• Business And Markets

    CBI: Private Banks’ Lending Performance Acceptable

    The Central Bank of Iran says banks have managed to improve their lending performance across provinces.

    “The loan to deposit ratio [LDR] in banks and credit institutions nationwide had increased from 77% in 2020 to approximately 83.5% by May 22, 2023. The LDR in private banks and credit institutions [taking into account the data related to the central offices of companies located in Tehran] has also increased from 61% in 2020 to around 67.4% at present,” Abouzar Soroush, CBI’s deputy for supervision, was quoted as saying by IBENA.

    “Except for Fars and Gilan provinces, all provinces had a performance rate of over 50% by May 2023. In some provinces, such as Bushehr (386%), Ilam (143%), Markazi (156%), Kohgilouyeh-Boyerahmad (275%), Kerman (209%) and Chaharmahal-Bakhtiari (109%), private banks and credit institutions paid more than 100% of the deposits they had attracted in the same province,” he added.

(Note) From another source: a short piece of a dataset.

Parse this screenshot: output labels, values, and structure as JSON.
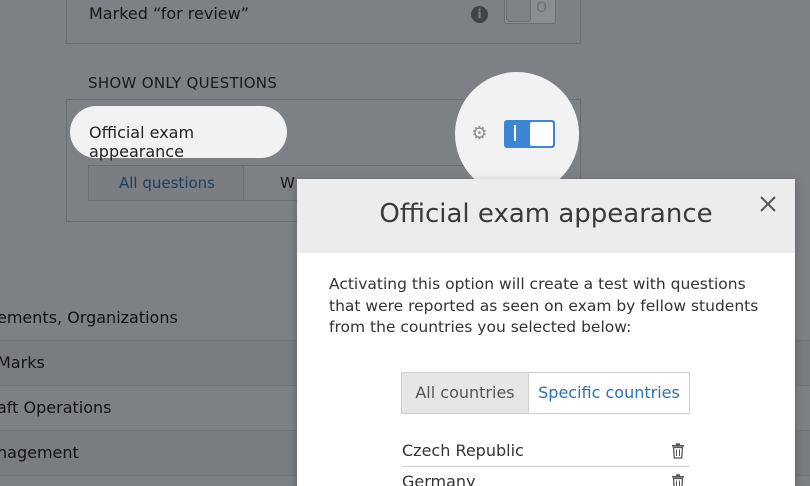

    As per the law, banks are required to allocate at least 50% of their deposits to local projects and provide micro loans to the public.

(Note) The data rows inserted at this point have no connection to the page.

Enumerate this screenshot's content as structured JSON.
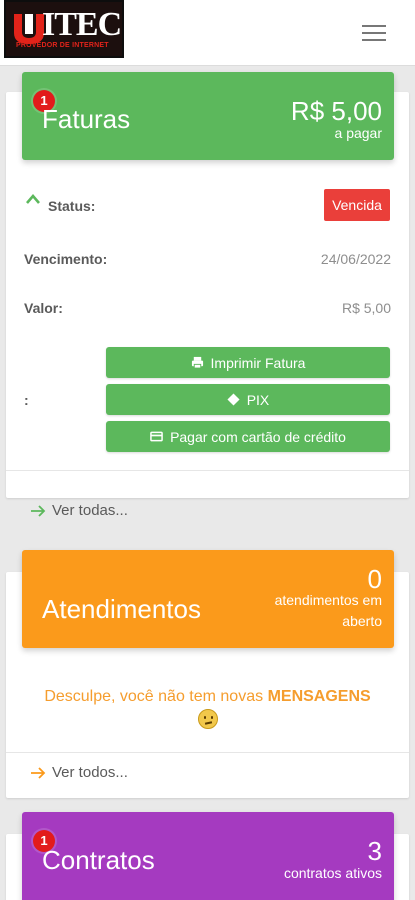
{
  "brand": {
    "name": "ITEC",
    "tagline": "PROVEDOR DE INTERNET"
  },
  "faturas": {
    "badge": "1",
    "title": "Faturas",
    "amount": "R$ 5,00",
    "amount_sub": "a pagar",
    "status_label": "Status:",
    "status_value": "Vencida",
    "vencimento_label": "Vencimento:",
    "vencimento_value": "24/06/2022",
    "valor_label": "Valor:",
    "valor_value": "R$ 5,00",
    "actions_label": ":",
    "buttons": [
      "Imprimir Fatura",
      "PIX",
      "Pagar com cartão de crédito"
    ],
    "see_all": "Ver todas..."
  },
  "atendimentos": {
    "title": "Atendimentos",
    "count": "0",
    "count_sub_1": "atendimentos em",
    "count_sub_2": "aberto",
    "message_prefix": "Desculpe, você não tem novas",
    "message_bold": "MENSAGENS",
    "see_all": "Ver todos..."
  },
  "contratos": {
    "badge": "1",
    "title": "Contratos",
    "count": "3",
    "count_sub": "contratos ativos"
  },
  "colors": {
    "green": "#5cb85c",
    "orange": "#fb9a1b",
    "purple": "#a53ac0",
    "red": "#ea3f3a"
  }
}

    Economy Minister Ehsan Khandouzi had recently raised concerns over the issue of enforcing provincial equity in lending banking facilities.

    In a letter addressed to the Central Bank of Iran, Khandouzi highlighted the government's unease regarding the disparity in the distribution of banking resources among private banks across different provinces.

    He said that it is necessary for CBI to take measures to rectify this inequality in the allocation of facilities.

    “A more forceful approach would require CBI to issue regulations and directives. However, even at this stage, if branches of non-compliant banks are temporarily closed, it will have the necessary deterrent effect to induce behavioral changes in these banks,” he added.

    In response to the economy minister's recent warning about the poor performance of certain private banks in extending provincial facilities, Secretary of the Association of Private Banks and Credit Institutions Mohammad Reza Jamshidi said some figures about private banks’ lending performance are not accurate, as a number of loans extended by them have not been included.

    Soroush confirmed that the recently published statistics on bank loans did not take into account the amounts paid in the form of participation contracts.

    “These funds should be considered as a type of financing by the banking network … If the sum is added to the recently announced figures, LDR will increase significantly. Some private banks, such as Middle East Bank and Iran-Venezuela Joint Bank, do not have branches in any province. Therefore, their LDR is zero,” he said.

    According to Soroush, CBI Governor Mohammad Reza Farzin has sent a letter to the economy minister on Monday, in which he emphasized on the need for the Ministry of Economy to respond, given its shareholding in a number of private banks.

    "We expect the ministry to prepare and send a reform plan to the Central Bank, as the bank has been discussing the need for reforms in the structure of private banks with the Ministry of Economy," he said.

    Soroush noted that compared to the last fiscal year that ended in March 2023, the number of private banks and credit institutions that failed to meet the threshold in some provinces had decreased.

    “Banks and credit institutions in this group, whose ratio of facilities to deposits in those provinces is less than the specified threshold, have been given the necessary warning and instructed to comply with the requirements set by the Central Bank,” he said.

    The ratio is used to assess a bank's liquidity by comparing total loans to total deposits for a specific period and is expressed in percentages.

    High LDRs mean that the bank may not have sufficient liquidity to cover unforeseen fund requirements. Conversely, if the ratio is too low, the bank may not be earning as much as it should be.